I picked up LEGO Harry Potter when it was $12 during the Christmas sale. Overall a solid pick.

They also really like Batman and Star Wars. I mean they are my kids after all.

Hat in Time is what taught my 6-year-old how to use a controller.

My 5yo learnt to use a controller in Zelda BOTW. Basically she would watch me play and want to have a go so I let her play around in one of the villages where there are no monsters. The controls are very intuitive and did not take long to go from running around to gliding to cooking etc.

I bought my 7-going-on-8 daughter all the MySims games for Wii U (Kingdoms, Agents, etc) (wii actually) and while she likes them well enough there is a staggering amount of needing to go to walkthroughs and such, especially since I haven’t been paying attention to the mechanics as she goes along.

She’s a huge Potter fan, but again, so many hard to figure out puzzles. Much easier since we got a bigger TV, to spot things that need to be manipulated, but more than anything, it’s taught her to google walkthroughs. I can see she isn’t wanting to boot these games up because she keeps getting stuck.

The biggest successes (also with my 4 yr old) have been Family Ski (they just jump in there and ski wherever they want) and the first level of Mario 3D world, because they can navigate it pretty much without too much threat. Mario Tennis is fun but I have to watch how much I win. Mario Kart is decent. They really like Wii Sports Resort, flying the plane around, doing the biking trails, playing bowling etc.
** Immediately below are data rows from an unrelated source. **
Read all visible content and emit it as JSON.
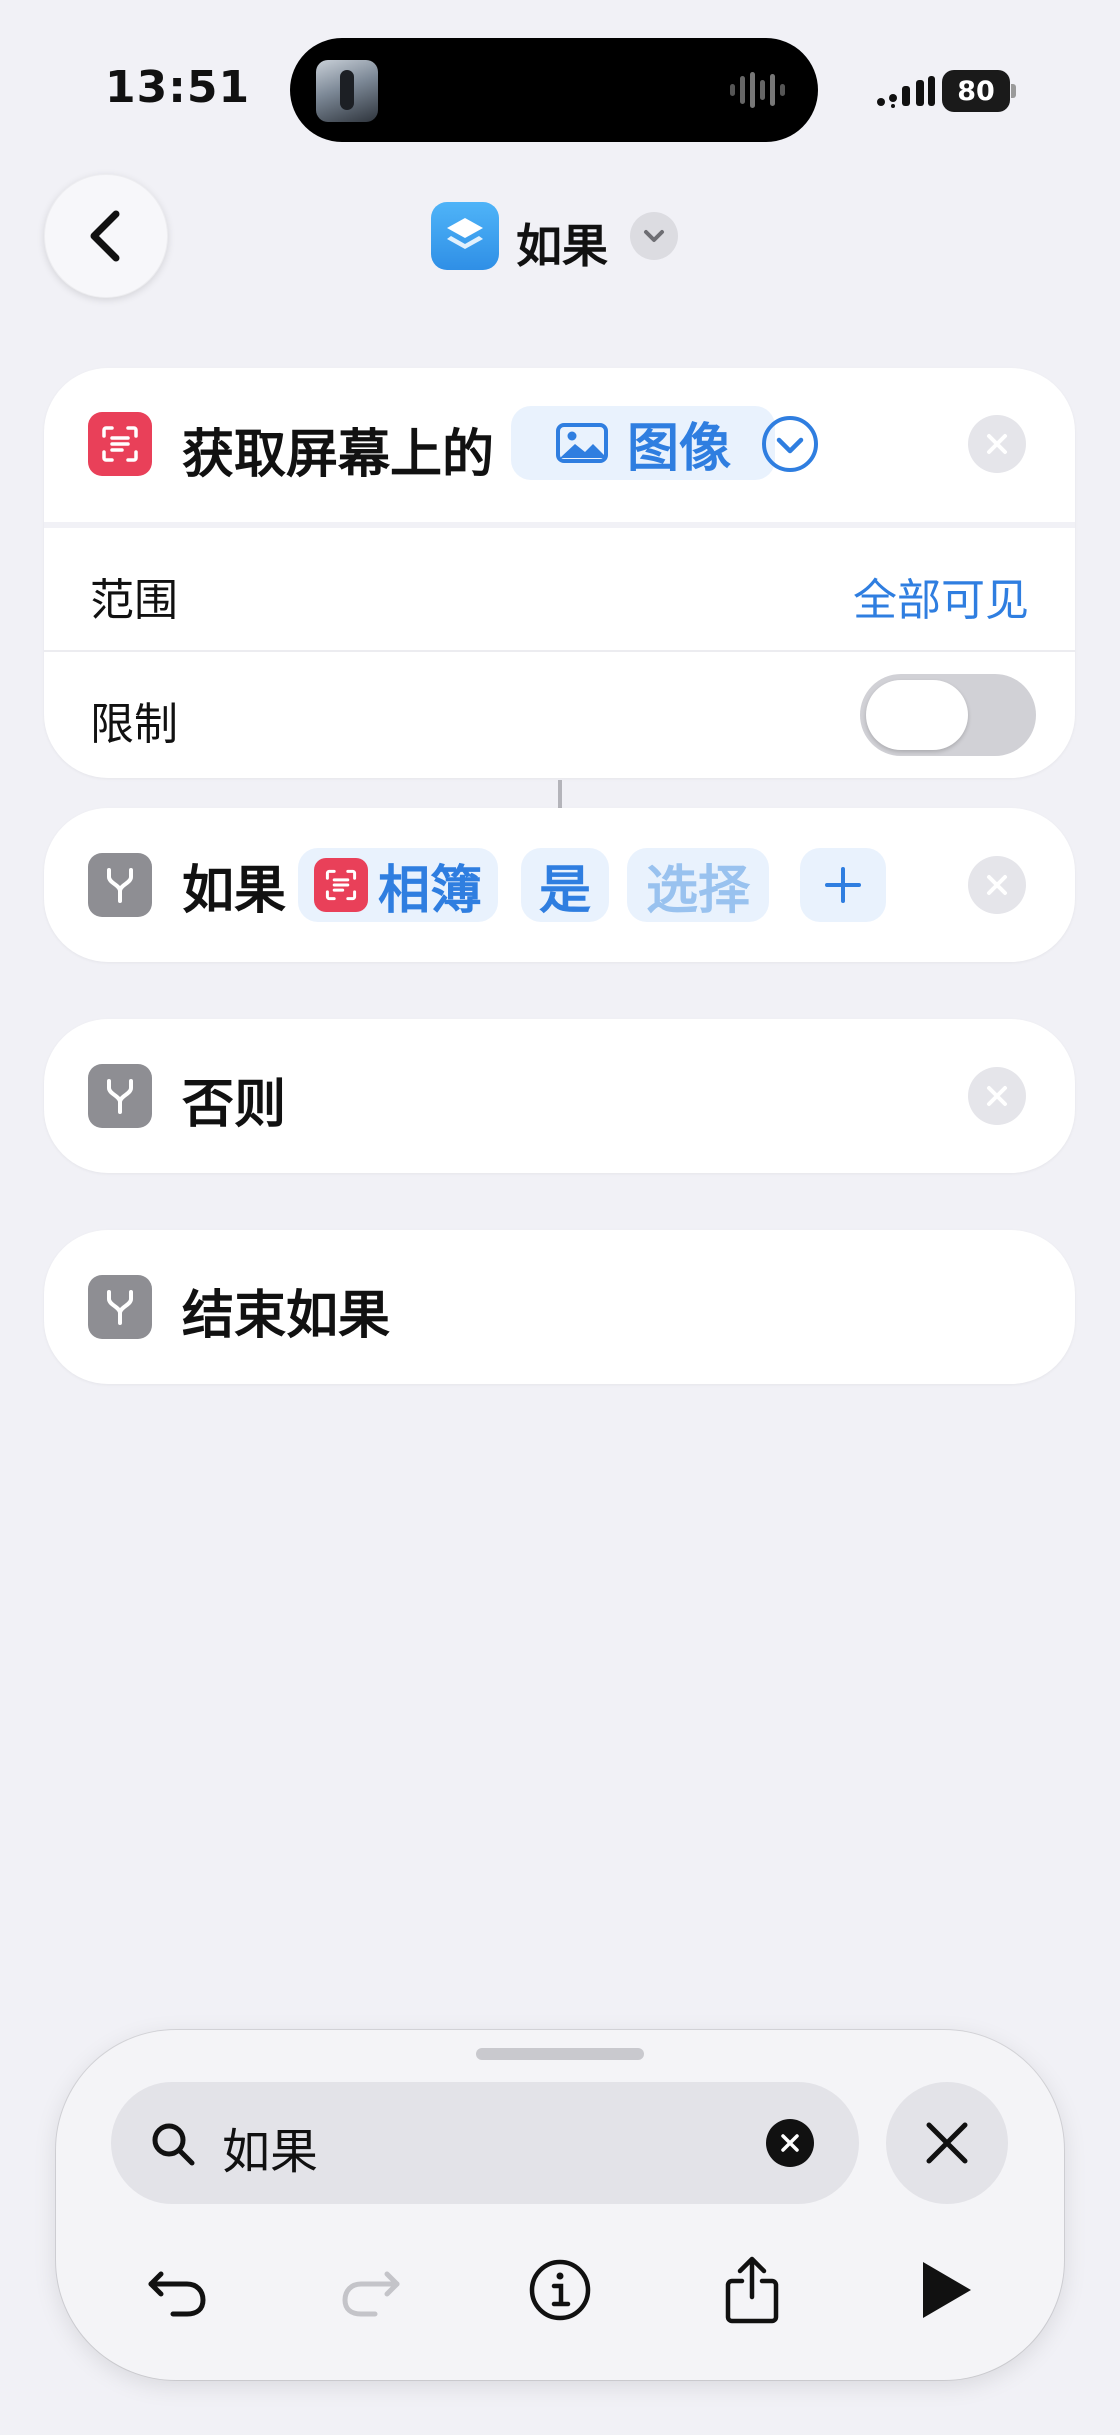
{
  "status_bar": {
    "time": "13:51",
    "battery": "80"
  },
  "nav": {
    "title": "如果"
  },
  "get_screen_action": {
    "prefix": "获取屏幕上的",
    "param": "图像",
    "rows": [
      {
        "label": "范围",
        "value": "全部可见"
      },
      {
        "label": "限制",
        "toggle_on": false
      }
    ]
  },
  "if_action": {
    "label": "如果",
    "variable": "相簿",
    "operator": "是",
    "value_placeholder": "选择",
    "add": "+"
  },
  "otherwise_action": {
    "label": "否则"
  },
  "end_if_action": {
    "label": "结束如果"
  },
  "search": {
    "query": "如果"
  },
  "colors": {
    "accent": "#2f7ee0",
    "red_icon": "#e94059",
    "gray_icon": "#8e8e93",
    "background": "#f1f1f6"
  },
  "icons": [
    "back-chevron",
    "shortcuts-layers",
    "chevron-down",
    "text-scan",
    "photo",
    "circle-chevron-down",
    "close",
    "branch-y",
    "magnifier",
    "undo",
    "redo",
    "info",
    "share",
    "play"
  ]
}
I think the perfect game would be an open world Mario game where you literally can’t die. Nothing too cerebral, just let them interect and putter. That said, I’m embarrassed by their attitude, since my introduction to video games at age 8-11 was Montezuma’s Revenge on Colecovision and Ghost and Goblins on NES, two brutal games that require perfect execution, and even then you will die incessantly. But I think like most things, we didn’t know what actual succesful video game playing looked like. Them watching me plowing through a game like a pro, and then seeing their terrible results, just takes the wind out of their sails. It’s why I don’t draw with them much anymore, it kills their ambition / motivation.

I wanted to say something along the same lines, had a near identical experience at the time with Civ I, Civ II and Rise & Rule of the Ancient Empires. SimCity 2000 and later Rollercoaster Tycoon were also super intriguing to me as a kid.
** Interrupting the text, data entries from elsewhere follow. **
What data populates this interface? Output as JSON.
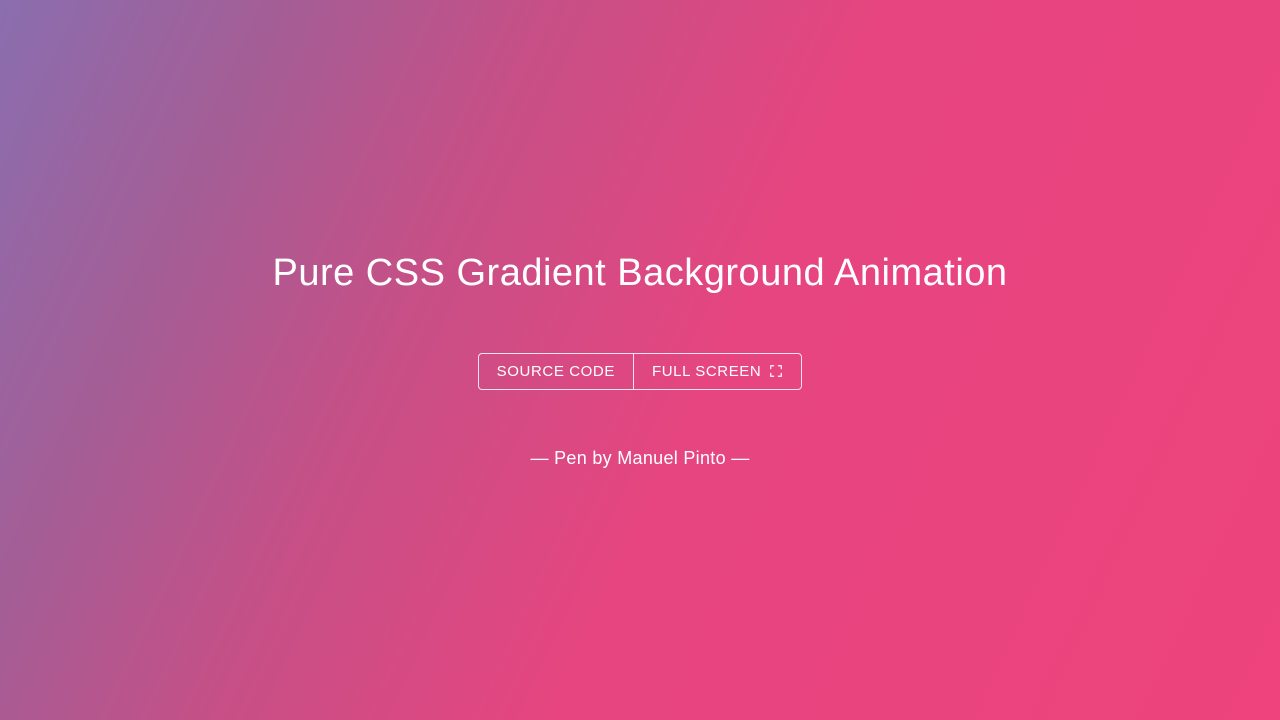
{
  "title": "Pure CSS Gradient Background Animation",
  "buttons": {
    "source_code": "SOURCE CODE",
    "full_screen": "FULL SCREEN"
  },
  "credit": "— Pen by Manuel Pinto —"
}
I grew up on Might & Magic, Civ, and Railroad Tycoon. Didn’t take me long 5o get better at all of them than my older brother, either :p

Oh god I really hoped this thread wanted game recommendations for TERRIBLE CHILDREN and came in with popcorn, hoping for stories. Lol.

I played a lot of Tetris when i was 7 and around that. Maybe too boring for modern kids?
I was gonna say Civilization too as @Tim_N did, but I was thinking about turn based games where you get to take som time. Maybe some kin of tower defence game? Monopoly? Jurassic World?
Two Point Hospital, but might be too stressing.